StableRep: Synthetic Images from Text-to-Image Models Make Strong Visual Representation Learners
Yonglong Tian, Lijie Fan, Phillip Isola, Huiwen Chang, Dilip Krishnan
TL;DR
This work investigates learning visual representations from synthetic images produced by text-to-image models, using Stable Diffusion prompts and a novel multi-positive contrastive objective, StableRep. It demonstrates that SSL on synthetic data can match or exceed real-data SSL, and that language supervision further boosts transfer, even surpassing CLIP under certain scales.

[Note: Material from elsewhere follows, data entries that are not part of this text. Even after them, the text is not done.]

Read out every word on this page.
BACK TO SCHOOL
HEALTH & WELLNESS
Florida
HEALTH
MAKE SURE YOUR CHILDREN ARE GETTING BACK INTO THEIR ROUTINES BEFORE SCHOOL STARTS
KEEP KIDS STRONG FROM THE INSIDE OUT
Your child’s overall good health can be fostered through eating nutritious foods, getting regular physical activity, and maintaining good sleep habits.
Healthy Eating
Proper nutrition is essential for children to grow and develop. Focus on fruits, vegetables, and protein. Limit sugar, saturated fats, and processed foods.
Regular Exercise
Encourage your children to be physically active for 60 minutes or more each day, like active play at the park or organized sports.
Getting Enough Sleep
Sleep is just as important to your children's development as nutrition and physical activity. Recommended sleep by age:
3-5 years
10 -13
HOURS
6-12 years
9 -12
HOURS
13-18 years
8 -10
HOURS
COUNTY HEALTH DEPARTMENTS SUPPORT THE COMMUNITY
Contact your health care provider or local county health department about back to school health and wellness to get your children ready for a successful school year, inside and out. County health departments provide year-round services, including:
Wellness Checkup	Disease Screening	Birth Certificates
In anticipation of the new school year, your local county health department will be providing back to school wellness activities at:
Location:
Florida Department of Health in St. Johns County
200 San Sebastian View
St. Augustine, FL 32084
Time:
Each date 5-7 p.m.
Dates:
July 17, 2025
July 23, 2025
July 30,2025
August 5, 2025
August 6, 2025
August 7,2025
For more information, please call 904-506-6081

The key contributions include (i) showing synthetic data viability with optimal guidance scales, (ii) introducing a multi-positive loss that leverages multiple images per caption, and (iii) demonstrating strong linear transfer and few-shot performance across diverse datasets, with favorable comparisons to CLIP when prompts and captions are aligned. The findings suggest a promising direction for reducing real-data requirements in representation learning, while highlighting limitations such as semantic alignment, speed, and biases inherent to generative models.
Abstract
We investigate the potential of learning visual representations using synthetic images generated by text-to-image models. This is a natural question in the light of the excellent performance of such models in generating high-quality images. We consider specifically the Stable Diffusion, one of the leading open source text-to-image models. We show that (1) when the generative model is configured with proper classifier-free guidance scale, training self-supervised methods on synthetic images can match or beat the real image counterpart; (2) by treating the multiple images generated from the same text prompt as positives for each other, we develop a multi-positive contrastive learning method, which we call StableRep. With solely synthetic images, the representations learned by StableRep surpass the performance of representations learned by SimCLR and CLIP using the same set of text prompts and corresponding real images, on large scale datasets. When we further add language supervision, StableRep trained with 20M synthetic images achieves better accuracy than CLIP trained with 50M real images.